As a model, small groups excel at forming stronger, more deeply edifying relationships in the congregation, and training strong godly leaders who could go on to found more churches. Groups formed around specific topics may deeply study in the Word of God in a life-changing way.
Small groups provide a place for growing Christians to ask questions and pray more directly for the more intimate aspects of each other’s lives. Small groups spread the load of fostering growth and ministering to saints over multiple small group leaders who are all led by the pastor. With a team of people willing and enabled to minister and lead, the burden will be lighter—perhaps as light as Christ had intended?

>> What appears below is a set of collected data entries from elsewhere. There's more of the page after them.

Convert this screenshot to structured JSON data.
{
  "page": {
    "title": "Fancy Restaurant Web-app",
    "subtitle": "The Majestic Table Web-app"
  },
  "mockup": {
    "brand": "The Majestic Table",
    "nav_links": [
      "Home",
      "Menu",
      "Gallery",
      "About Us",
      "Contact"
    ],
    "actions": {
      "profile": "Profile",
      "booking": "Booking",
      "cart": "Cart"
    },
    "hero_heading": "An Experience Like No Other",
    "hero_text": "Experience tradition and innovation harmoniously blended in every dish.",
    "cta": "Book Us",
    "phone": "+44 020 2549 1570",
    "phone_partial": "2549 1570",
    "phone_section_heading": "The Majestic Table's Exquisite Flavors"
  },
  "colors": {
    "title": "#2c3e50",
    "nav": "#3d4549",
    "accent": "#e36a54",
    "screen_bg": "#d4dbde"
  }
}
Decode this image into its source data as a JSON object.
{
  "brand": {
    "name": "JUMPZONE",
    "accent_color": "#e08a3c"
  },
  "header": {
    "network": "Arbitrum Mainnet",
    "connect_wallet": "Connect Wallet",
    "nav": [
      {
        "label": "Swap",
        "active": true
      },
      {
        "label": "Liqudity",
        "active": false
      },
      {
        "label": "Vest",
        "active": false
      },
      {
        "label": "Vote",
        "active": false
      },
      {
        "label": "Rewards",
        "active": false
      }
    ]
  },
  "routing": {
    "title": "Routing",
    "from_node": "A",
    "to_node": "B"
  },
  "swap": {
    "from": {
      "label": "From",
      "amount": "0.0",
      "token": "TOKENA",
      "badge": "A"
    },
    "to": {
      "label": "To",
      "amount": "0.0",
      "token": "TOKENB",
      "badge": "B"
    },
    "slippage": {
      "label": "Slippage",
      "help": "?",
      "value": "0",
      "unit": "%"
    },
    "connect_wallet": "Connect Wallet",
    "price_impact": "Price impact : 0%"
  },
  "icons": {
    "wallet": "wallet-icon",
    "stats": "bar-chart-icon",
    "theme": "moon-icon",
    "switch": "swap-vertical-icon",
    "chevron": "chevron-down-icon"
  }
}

Encourage Small Groups to Stay Connected
If your church already meets in small groups, this is a great time to invest more deeply into them. Encourage your small group leaders to check in on each person in their small group regularly. Perhaps daily, but at the least several times a week. Small group leaders should encourage their small group to stay faithful to their daily, personal Bible study. Perhaps they can host live-streamed meetings. They should continue to share prayer requests and praises with each other to keep their love for one another growing. “Confess [your] faults one to another, and pray one for another, that ye may be healed. The effectual fervent prayer of a righteous man availeth much.” James 5:16
It is often said from the pulpit that each member of the congregation is a part of the church every day of the week. This is true, but often the gap between being a church member on Sunday morning and being an individual on Thursday afternoon is hard to close in practice. How are we the church every day, in a practical sense? Through small groups. Small groups that love with a love that acts. A love that prays. A love that preaches—and lives—the Gospel. A love that has your back. A love that comforts, strengthens, supports, and lifts up. A love that meets needs.